Rotation Estimation: Instead of directly estimating surface normals, the model learns to estimate the relative rotation between nearby pixels. This recasting of the problem reduces the complexity and improves training efficiency.

Why It Matters

Traditional methods for surface normal estimation often require large datasets and extensive computational resources. For instance, Omnidata V2, which is based on the DPT architecture, is trained on 12 million images over two weeks using four NVIDIA V100 GPUs. In contrast, the proposed model in this paper is trained on just 160,000 images for 12 hours on a single NVIDIA 4090 GPU. This efficiency makes it more accessible and practical for real-world applications.

Implementation Details

Ray ReLU Activation: To incorporate the bias provided by the ray direction, the authors introduce a Ray ReLU activation function. This activation effectively halves the output space of possible normals, making the model more efficient and accurate.
Relative Rotation Estimation: By focusing on relative rotations, the model can better capture local surface structures. This approach leverages the fact that nearby pixels are likely to have similar or related normal vectors.

Motivation

Surface normal estimation is a fundamental task in computer vision with applications in various domains:

Image Generation: Enhancing realism and detail in generated images.
Object Grasping: Improving robotic manipulation by understanding object surfaces.
Multi-task Learning: Integrating surface normals into multi-modal learning systems.
Depth Estimation: Enhancing the accuracy of depth maps.
Simultaneous Localization and Mapping (SLAM): Improving the robustness of SLAM algorithms.
Human Body Shape Estimation: Accurately modeling human body shapes for applications like AR/VR.
CAD Model Alignment: Aligning 3D models with real-world scenes.
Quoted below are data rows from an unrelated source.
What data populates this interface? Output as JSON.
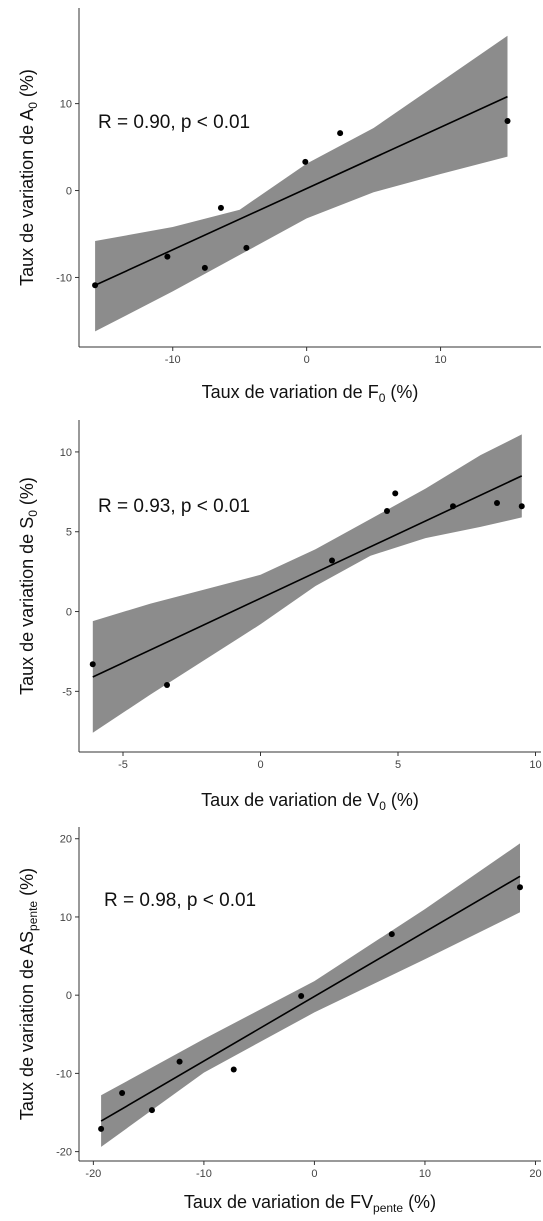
{
  "chart_data": [
    {
      "type": "scatter",
      "xlabel": {
        "main": "Taux de variation de F",
        "sub": "0",
        "unit": " (%)"
      },
      "ylabel": {
        "main": "Taux de variation de A",
        "sub": "0",
        "unit": " (%)"
      },
      "annotation": "R = 0.90, p < 0.01",
      "xlim": [
        -17,
        17.5
      ],
      "ylim": [
        -18,
        21
      ],
      "xticks": [
        -10,
        0,
        10
      ],
      "yticks": [
        -10,
        0,
        10
      ],
      "grid": false,
      "series": [
        {
          "values": [
            {
              "x": -15.8,
              "y": -10.9
            },
            {
              "x": -10.4,
              "y": -7.6
            },
            {
              "x": -7.6,
              "y": -8.9
            },
            {
              "x": -6.4,
              "y": -2.0
            },
            {
              "x": -4.5,
              "y": -6.6
            },
            {
              "x": -0.1,
              "y": 3.3
            },
            {
              "x": 2.5,
              "y": 6.6
            },
            {
              "x": 15.0,
              "y": 8.0
            }
          ]
        }
      ],
      "fit": {
        "x": [
          -15.8,
          15.0
        ],
        "y": [
          -10.9,
          10.8
        ]
      },
      "band": {
        "x": [
          -15.8,
          -10,
          -5,
          0,
          5,
          10,
          15.0
        ],
        "lower": [
          -16.2,
          -11.6,
          -7.4,
          -3.2,
          -0.2,
          1.9,
          3.9
        ],
        "upper": [
          -5.8,
          -4.2,
          -2.2,
          3.1,
          7.2,
          12.5,
          17.8
        ]
      },
      "colors": {
        "band": "#8c8c8c",
        "line": "#000000",
        "points": "#000000"
      }
    },
    {
      "type": "scatter",
      "xlabel": {
        "main": "Taux de variation de V",
        "sub": "0",
        "unit": " (%)"
      },
      "ylabel": {
        "main": "Taux de variation de S",
        "sub": "0",
        "unit": " (%)"
      },
      "annotation": "R = 0.93, p < 0.01",
      "xlim": [
        -6.6,
        10.2
      ],
      "ylim": [
        -8.8,
        12.0
      ],
      "xticks": [
        -5,
        0,
        5,
        10
      ],
      "yticks": [
        -5,
        0,
        5,
        10
      ],
      "grid": false,
      "series": [
        {
          "values": [
            {
              "x": -6.1,
              "y": -3.3
            },
            {
              "x": -3.4,
              "y": -4.6
            },
            {
              "x": 2.6,
              "y": 3.2
            },
            {
              "x": 4.6,
              "y": 6.3
            },
            {
              "x": 4.9,
              "y": 7.4
            },
            {
              "x": 7.0,
              "y": 6.6
            },
            {
              "x": 8.6,
              "y": 6.8
            },
            {
              "x": 9.5,
              "y": 6.6
            }
          ]
        }
      ],
      "fit": {
        "x": [
          -6.1,
          9.5
        ],
        "y": [
          -4.1,
          8.5
        ]
      },
      "band": {
        "x": [
          -6.1,
          -4,
          -2,
          0,
          2,
          4,
          6,
          8,
          9.5
        ],
        "lower": [
          -7.6,
          -5.2,
          -3.0,
          -0.8,
          1.6,
          3.5,
          4.6,
          5.3,
          5.9
        ],
        "upper": [
          -0.6,
          0.5,
          1.4,
          2.3,
          3.9,
          5.8,
          7.7,
          9.8,
          11.1
        ]
      },
      "colors": {
        "band": "#8c8c8c",
        "line": "#000000",
        "points": "#000000"
      }
    },
    {
      "type": "scatter",
      "xlabel": {
        "main": "Taux de variation de FV",
        "sub": "pente",
        "unit": " (%)"
      },
      "ylabel": {
        "main": "Taux de variation de AS",
        "sub": "pente",
        "unit": " (%)"
      },
      "annotation": "R = 0.98, p < 0.01",
      "xlim": [
        -21.3,
        20.5
      ],
      "ylim": [
        -21.2,
        21.5
      ],
      "xticks": [
        -20,
        -10,
        0,
        10,
        20
      ],
      "yticks": [
        -20,
        -10,
        0,
        10,
        20
      ],
      "grid": false,
      "series": [
        {
          "values": [
            {
              "x": -19.3,
              "y": -17.1
            },
            {
              "x": -17.4,
              "y": -12.5
            },
            {
              "x": -14.7,
              "y": -14.7
            },
            {
              "x": -12.2,
              "y": -8.5
            },
            {
              "x": -7.3,
              "y": -9.5
            },
            {
              "x": -1.2,
              "y": -0.1
            },
            {
              "x": 7.0,
              "y": 7.8
            },
            {
              "x": 18.6,
              "y": 13.8
            }
          ]
        }
      ],
      "fit": {
        "x": [
          -19.3,
          18.6
        ],
        "y": [
          -16.1,
          15.2
        ]
      },
      "band": {
        "x": [
          -19.3,
          -10,
          0,
          10,
          18.6
        ],
        "lower": [
          -19.4,
          -9.9,
          -2.2,
          4.6,
          10.6
        ],
        "upper": [
          -12.8,
          -5.6,
          1.8,
          11.0,
          19.4
        ]
      },
      "colors": {
        "band": "#8c8c8c",
        "line": "#000000",
        "points": "#000000"
      }
    }
  ]
}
Despite its importance, there has been limited discussion on the right inductive biases needed for surface normal estimation. This paper addresses that gap by proposing practical and efficient solutions.

Demonstration

The researchers have provided a video demonstration of their model's performance on input videos from the DAVIS dataset. The predictions are made per-frame, and the results can be viewed in 4K resolution. Here is the link to the demo:

[CVPR 2024] Rethinking Inductive Biases for Surface Normal Estimation - YouTube

Conclusion

By introducing per-pixel ray direction and relative rotation estimation as key inductive biases, this work significantly advances the field of surface normal estimation. The efficiency gains make it a promising approach for both research and practical applications.